Document Type: Research Articles
The Affiliated Hospital of Hangzhou Normal University, Hangzhou Normal University. Hangzhou, Zhejiang, People’s Republic of China.
Department of Applied Psychology and Human Development, Ontario Institute for Studies in Education, University of Toronto, Toronto, Ontario, Canada.
Department of Physiology, University of Toronto, Toronto, Ontario, Canada.
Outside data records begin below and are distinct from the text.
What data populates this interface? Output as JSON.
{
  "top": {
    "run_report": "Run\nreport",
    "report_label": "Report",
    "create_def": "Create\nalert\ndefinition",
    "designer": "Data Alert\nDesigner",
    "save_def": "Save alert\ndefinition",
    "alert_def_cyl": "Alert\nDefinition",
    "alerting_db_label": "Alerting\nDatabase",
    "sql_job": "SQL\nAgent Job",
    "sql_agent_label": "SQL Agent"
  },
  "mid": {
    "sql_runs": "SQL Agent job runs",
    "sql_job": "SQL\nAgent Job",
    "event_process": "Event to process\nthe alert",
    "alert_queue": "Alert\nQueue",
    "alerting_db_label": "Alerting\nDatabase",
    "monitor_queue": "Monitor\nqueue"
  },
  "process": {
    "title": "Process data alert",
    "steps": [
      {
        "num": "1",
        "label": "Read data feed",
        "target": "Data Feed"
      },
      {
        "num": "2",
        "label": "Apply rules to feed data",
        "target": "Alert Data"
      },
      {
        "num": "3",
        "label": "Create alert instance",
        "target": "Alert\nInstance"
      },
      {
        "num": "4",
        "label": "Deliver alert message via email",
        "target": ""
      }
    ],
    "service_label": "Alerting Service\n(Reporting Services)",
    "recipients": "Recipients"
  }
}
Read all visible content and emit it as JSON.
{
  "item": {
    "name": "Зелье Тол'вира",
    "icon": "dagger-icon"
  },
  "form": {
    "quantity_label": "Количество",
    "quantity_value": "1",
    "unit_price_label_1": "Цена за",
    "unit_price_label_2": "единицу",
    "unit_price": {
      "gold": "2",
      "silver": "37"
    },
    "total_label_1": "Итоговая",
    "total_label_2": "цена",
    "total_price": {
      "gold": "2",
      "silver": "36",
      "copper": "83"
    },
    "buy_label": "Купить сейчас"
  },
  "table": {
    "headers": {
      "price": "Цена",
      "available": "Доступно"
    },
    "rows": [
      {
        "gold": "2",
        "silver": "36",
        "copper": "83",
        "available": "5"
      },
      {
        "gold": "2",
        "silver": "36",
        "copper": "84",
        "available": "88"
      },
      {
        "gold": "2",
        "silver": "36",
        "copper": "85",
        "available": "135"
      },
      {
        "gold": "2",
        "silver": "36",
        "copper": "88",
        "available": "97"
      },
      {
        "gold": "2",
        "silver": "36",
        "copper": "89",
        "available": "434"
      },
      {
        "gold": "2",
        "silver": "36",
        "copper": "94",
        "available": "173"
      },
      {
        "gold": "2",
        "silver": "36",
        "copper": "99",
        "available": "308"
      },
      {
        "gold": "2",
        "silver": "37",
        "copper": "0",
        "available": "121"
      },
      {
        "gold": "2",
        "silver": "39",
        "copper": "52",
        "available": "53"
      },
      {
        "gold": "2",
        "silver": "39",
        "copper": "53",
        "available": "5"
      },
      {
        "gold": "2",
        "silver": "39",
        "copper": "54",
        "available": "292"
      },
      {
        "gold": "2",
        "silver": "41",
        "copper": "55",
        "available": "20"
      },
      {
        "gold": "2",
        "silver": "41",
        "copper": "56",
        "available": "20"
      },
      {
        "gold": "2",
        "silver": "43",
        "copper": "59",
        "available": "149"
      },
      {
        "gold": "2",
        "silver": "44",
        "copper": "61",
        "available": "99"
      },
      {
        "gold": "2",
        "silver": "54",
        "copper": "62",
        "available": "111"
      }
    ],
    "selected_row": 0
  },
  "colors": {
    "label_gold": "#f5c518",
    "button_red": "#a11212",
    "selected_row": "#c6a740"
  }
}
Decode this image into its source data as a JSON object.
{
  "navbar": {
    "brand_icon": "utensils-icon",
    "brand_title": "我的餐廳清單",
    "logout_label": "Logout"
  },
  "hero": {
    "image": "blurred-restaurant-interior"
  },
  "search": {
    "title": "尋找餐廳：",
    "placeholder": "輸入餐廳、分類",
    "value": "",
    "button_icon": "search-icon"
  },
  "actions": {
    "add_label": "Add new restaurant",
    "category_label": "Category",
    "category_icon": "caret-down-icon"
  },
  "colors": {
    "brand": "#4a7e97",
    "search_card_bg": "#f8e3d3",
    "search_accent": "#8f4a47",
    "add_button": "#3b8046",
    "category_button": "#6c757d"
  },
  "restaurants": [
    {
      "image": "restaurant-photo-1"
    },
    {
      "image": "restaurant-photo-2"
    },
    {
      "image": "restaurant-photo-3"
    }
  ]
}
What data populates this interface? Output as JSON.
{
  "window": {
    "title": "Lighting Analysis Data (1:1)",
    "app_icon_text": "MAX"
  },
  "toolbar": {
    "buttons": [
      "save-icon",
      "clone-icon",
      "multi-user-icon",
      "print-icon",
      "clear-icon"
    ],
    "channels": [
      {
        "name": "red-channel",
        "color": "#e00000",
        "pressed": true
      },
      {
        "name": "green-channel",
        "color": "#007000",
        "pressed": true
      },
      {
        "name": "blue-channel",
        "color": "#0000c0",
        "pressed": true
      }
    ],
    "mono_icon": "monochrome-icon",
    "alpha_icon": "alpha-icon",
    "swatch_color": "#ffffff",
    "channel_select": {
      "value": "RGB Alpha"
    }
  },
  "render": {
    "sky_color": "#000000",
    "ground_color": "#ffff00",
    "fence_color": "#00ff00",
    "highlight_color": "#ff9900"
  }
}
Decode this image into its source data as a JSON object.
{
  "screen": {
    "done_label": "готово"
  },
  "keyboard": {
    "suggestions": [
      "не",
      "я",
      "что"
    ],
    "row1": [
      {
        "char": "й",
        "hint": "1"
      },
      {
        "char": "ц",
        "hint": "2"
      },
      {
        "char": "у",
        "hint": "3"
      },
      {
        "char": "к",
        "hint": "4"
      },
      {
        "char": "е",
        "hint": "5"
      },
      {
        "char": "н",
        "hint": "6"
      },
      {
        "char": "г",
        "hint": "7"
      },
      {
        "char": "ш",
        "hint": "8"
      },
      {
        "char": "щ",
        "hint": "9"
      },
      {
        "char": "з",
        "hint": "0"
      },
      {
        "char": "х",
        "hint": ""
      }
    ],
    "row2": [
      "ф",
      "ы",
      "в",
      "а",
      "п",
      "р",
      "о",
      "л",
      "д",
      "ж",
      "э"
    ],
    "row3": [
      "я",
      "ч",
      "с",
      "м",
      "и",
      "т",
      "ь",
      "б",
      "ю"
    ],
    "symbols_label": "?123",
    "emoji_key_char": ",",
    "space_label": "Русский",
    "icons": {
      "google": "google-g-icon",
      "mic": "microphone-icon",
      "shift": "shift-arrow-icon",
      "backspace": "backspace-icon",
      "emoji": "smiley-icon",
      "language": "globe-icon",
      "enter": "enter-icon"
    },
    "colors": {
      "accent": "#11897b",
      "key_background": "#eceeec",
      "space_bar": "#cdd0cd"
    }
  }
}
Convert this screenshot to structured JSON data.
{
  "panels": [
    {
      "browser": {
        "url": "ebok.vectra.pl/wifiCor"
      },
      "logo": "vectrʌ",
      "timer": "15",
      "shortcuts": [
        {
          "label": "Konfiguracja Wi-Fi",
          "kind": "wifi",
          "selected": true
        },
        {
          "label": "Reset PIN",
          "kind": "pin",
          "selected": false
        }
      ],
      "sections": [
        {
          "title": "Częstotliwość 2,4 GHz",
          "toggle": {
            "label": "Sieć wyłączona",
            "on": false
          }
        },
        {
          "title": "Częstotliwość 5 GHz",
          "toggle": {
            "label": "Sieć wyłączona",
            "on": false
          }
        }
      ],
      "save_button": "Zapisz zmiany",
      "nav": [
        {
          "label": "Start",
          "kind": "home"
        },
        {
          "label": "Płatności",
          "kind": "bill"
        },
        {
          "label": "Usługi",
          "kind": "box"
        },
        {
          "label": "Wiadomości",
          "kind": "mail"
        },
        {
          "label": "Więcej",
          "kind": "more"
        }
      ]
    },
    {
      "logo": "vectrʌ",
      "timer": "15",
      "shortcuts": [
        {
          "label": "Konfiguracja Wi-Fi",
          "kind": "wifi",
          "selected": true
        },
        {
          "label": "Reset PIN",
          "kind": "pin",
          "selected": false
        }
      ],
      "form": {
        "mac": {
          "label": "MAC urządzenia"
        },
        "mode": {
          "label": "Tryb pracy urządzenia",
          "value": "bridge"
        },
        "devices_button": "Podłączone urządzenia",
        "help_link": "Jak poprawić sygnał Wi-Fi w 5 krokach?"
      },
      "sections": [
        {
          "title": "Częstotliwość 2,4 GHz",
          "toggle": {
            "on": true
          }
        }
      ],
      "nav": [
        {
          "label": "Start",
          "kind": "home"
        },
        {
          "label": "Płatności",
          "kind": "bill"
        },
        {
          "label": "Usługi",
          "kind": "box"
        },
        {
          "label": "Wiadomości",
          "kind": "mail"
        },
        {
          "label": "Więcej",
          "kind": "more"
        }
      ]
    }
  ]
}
Objective: Serum protein concentrations are diagnostically and prognostically valuable in cancer and other diseases, but their measurement via blood test is uncomfortable, inconvenient, and costly. This study investigates the possibility of predicting albumin, globulin, and albumin-globulin ratio from easily accessible physical characteristics (height, weight, Body Mass Index, age, gender) and vital signs (systolic blood pressure, diastolic blood pressure, mean arterial pressure, pulse pressure, pulse) using advanced machine learning techniques. Methods: We obtained albumin concentration, globulin concentration, albumin-globulin ratio and predictor information (physical characteristics, vital signs) from physical exam records of 46,951 healthy adult participants in Hangzhou, China. We trained a computational model to predict each serum protein concentration from the predictors and then evaluated the predictive accuracy of each model on an independent portion of the dataset that was not used in model training. We also determined the relative importance of each feature within the model. Results: Prediction accuracies were r=0.540 (95% CI: 0.539-0.540; Pearson r) for albumin, r=0.250 (95% CI: 0.249-0.251) for globulin, and r=0.373 (95% CI: 0.372-0.374) for albumin-globulin ratio. The most important predictive features were age (100% ± 0.0%; mean ± 95% CI of normalized importance), gender (34.4% ± 0.7%), pulse (25.6% ± 1.3%) and Body Mass Index (24.4% ± 2.3%) for albumin, pulse (83.7% ± 3.8%) for globulin, and age (99.2% ± 1.0%), gender (59.2% ± 1.7%), Body Mass Index (46.1% ± 4.2%) and height (40.0% ± 3.8%) for albumin-globulin ratio. Conclusions: Our models predicted serum protein concentrations with appreciable accuracy showing the promise of this approach. Such models could serve to augment existing tools for identifying “at-risk” individuals for follow-up with a blood test.